Almost Hits: Paul Stookey - The Wedding Song (There Is Love) (1971)

Paul Stookey's "The Wedding Song (There Is Love)" has a more personal connection for me than any other music I've written about on this blog, and that's because it was played at my wedding way back when folk music could still reach the top 40. The single achieved #24 on Billboard's Hot 100 and #3 on their Easy Listening Chart in 1971.

My wife asked her college friend to sing the beautiful tune at our ceremony accompanied by his acoustic guitar in addition to a song she wrote especially for the big day. At that time, Stookey's masterpiece hadn't yet become the wedding cliché it is today and our guests loved every note of it.

Many years later the well loved ballad also became a part of my daughter's wedding.
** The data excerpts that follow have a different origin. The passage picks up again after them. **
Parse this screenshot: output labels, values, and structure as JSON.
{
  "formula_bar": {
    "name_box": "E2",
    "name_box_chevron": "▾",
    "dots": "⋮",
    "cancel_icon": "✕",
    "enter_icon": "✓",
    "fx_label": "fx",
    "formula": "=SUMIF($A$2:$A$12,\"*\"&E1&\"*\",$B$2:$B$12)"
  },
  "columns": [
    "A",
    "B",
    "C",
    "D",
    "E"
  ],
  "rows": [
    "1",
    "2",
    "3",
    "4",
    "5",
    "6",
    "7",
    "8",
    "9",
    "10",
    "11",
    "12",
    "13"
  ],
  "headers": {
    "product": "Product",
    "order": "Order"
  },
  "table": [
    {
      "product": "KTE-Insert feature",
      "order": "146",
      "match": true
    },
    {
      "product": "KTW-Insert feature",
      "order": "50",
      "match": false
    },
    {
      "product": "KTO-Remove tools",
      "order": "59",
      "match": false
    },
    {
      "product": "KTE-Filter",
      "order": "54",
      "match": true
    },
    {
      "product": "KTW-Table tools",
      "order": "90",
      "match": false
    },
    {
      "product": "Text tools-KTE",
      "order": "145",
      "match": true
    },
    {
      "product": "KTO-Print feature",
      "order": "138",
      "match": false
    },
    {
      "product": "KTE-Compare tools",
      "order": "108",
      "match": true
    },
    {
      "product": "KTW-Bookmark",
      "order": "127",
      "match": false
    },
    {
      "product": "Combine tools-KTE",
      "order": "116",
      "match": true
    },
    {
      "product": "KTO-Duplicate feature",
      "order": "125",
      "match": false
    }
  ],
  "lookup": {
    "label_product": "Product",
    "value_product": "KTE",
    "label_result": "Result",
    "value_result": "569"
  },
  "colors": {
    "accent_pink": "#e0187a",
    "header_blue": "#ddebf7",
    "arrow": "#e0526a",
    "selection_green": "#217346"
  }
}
"The Wedding Song" appeared on Stookey's solo LP, Paul and, around the same time all three former members of Peter, Paul and Mary recorded separate albums during their long, 70s hiatus.
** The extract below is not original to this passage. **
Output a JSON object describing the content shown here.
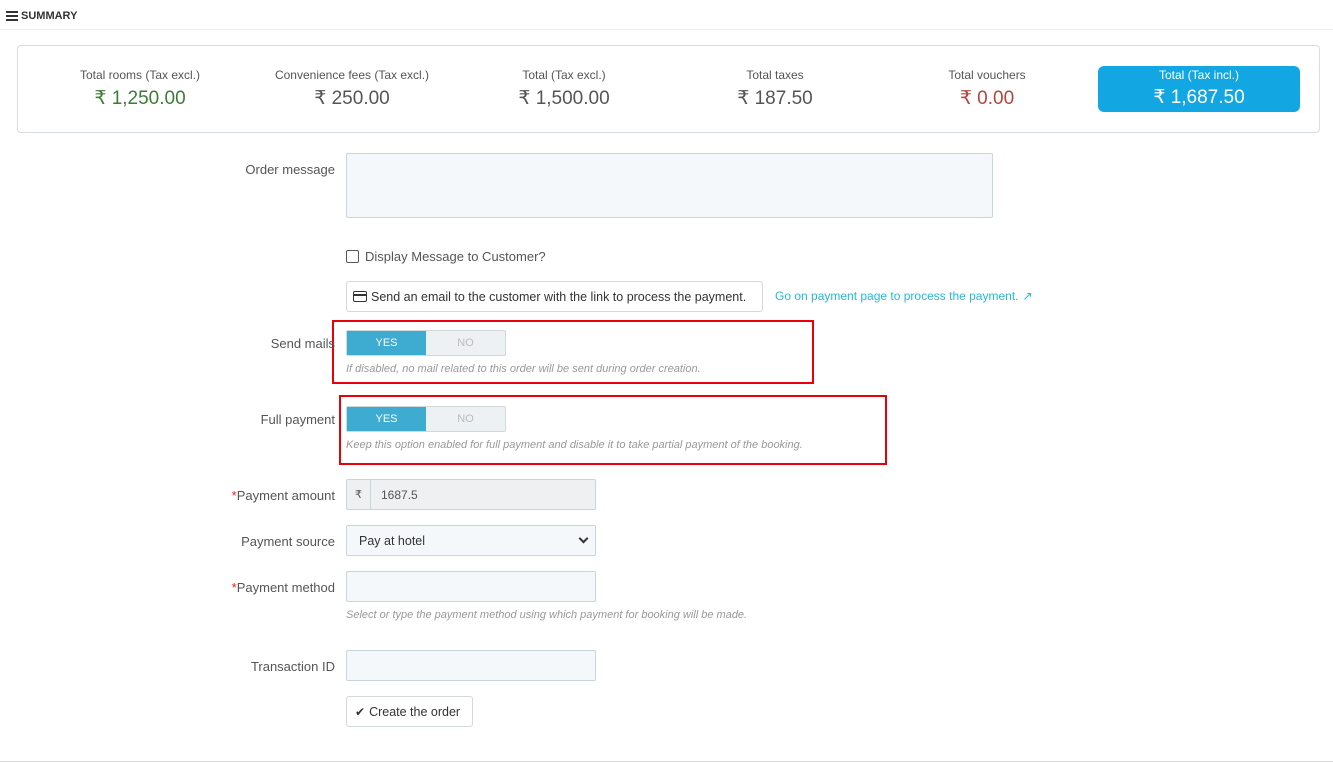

Stookey, a born-again Christian, said the song came to him through divine inspiration. According to Songfacts, he was "given" the song and all he had to do was "allow the pencil to move across the page." On his own website he wrote, "Into every songwriter's life comes a song, the source of which cannot be explained by personal experience."
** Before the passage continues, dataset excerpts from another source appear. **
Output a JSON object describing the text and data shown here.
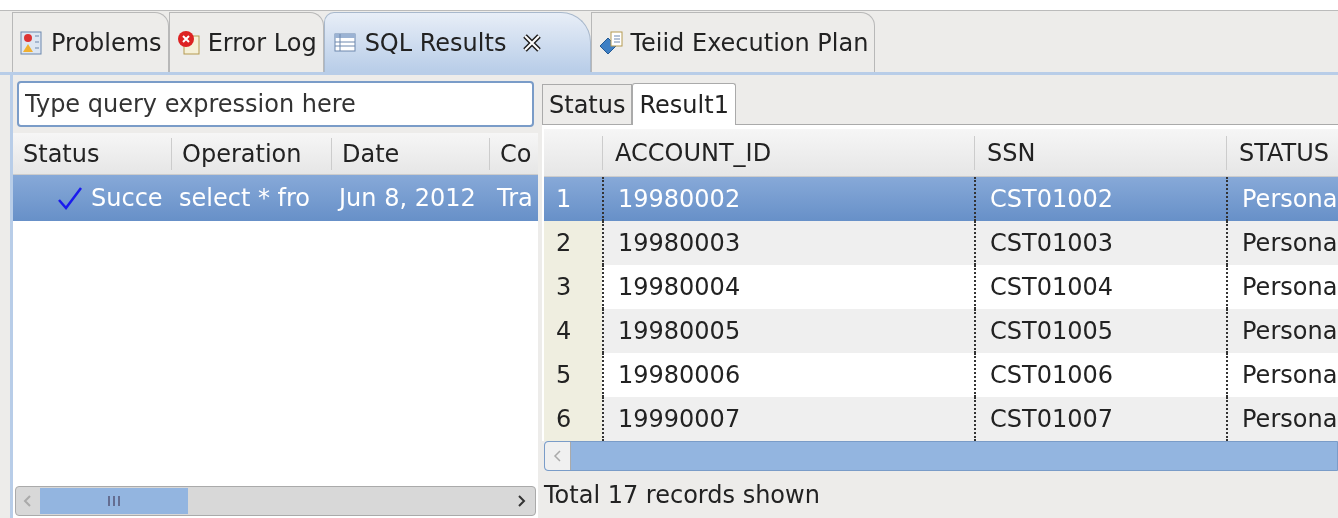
{
  "tabs": [
    {
      "label": "Problems",
      "kind": "problems",
      "selected": false,
      "closable": false
    },
    {
      "label": "Error Log",
      "kind": "errorlog",
      "selected": false,
      "closable": false
    },
    {
      "label": "SQL Results",
      "kind": "table",
      "selected": true,
      "closable": true
    },
    {
      "label": "Teiid Execution Plan",
      "kind": "plan",
      "selected": false,
      "closable": false
    }
  ],
  "filter": {
    "placeholder": "Type query expression here"
  },
  "history": {
    "columns": [
      "Status",
      "Operation",
      "Date",
      "Co"
    ],
    "rows": [
      {
        "cells": [
          "Succe",
          "select * fro",
          "Jun 8, 2012",
          "Tra"
        ],
        "success": true,
        "selected": true
      }
    ]
  },
  "result_tabs": [
    {
      "label": "Status",
      "selected": false
    },
    {
      "label": "Result1",
      "selected": true
    }
  ],
  "results": {
    "columns": [
      "ACCOUNT_ID",
      "SSN",
      "STATUS"
    ],
    "rows": [
      {
        "number": "1",
        "cells": [
          "19980002",
          "CST01002",
          "Persona"
        ],
        "selected": true
      },
      {
        "number": "2",
        "cells": [
          "19980003",
          "CST01003",
          "Persona"
        ],
        "selected": false
      },
      {
        "number": "3",
        "cells": [
          "19980004",
          "CST01004",
          "Persona"
        ],
        "selected": false
      },
      {
        "number": "4",
        "cells": [
          "19980005",
          "CST01005",
          "Persona"
        ],
        "selected": false
      },
      {
        "number": "5",
        "cells": [
          "19980006",
          "CST01006",
          "Persona"
        ],
        "selected": false
      },
      {
        "number": "6",
        "cells": [
          "19990007",
          "CST01007",
          "Persona"
        ],
        "selected": false
      }
    ]
  },
  "status_bar": "Total 17 records shown"
}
The onetime stand up comedian first played this classic in 1969 at Peter Yarrow's wedding to Mary Beth McCarthy, the daughter of the late Senator Eugene McCarthy.

Stookey's guitar work and melody, his lyrics and very appealing voice combined to make "The Wedding Song" a perfect celebratory tradition for the ages.

Cover versions were recorded by Petula Clark, Captain & Tennille, Harry Belafonte and The Lettermen.

Stookey donated his copyright to Music to Life (formerly called the Public Domain Foundation) - a nonprofit he founded - whose mission it is to "connect socially conscious musicians with the mentors, resources and training needed to realize their bold visions for community change."


Almost Hits is an occasional exploration into songs that failed to reach the top 20 on the American Billboard Hot 100. Many have become classics despite what their chart position would indicate.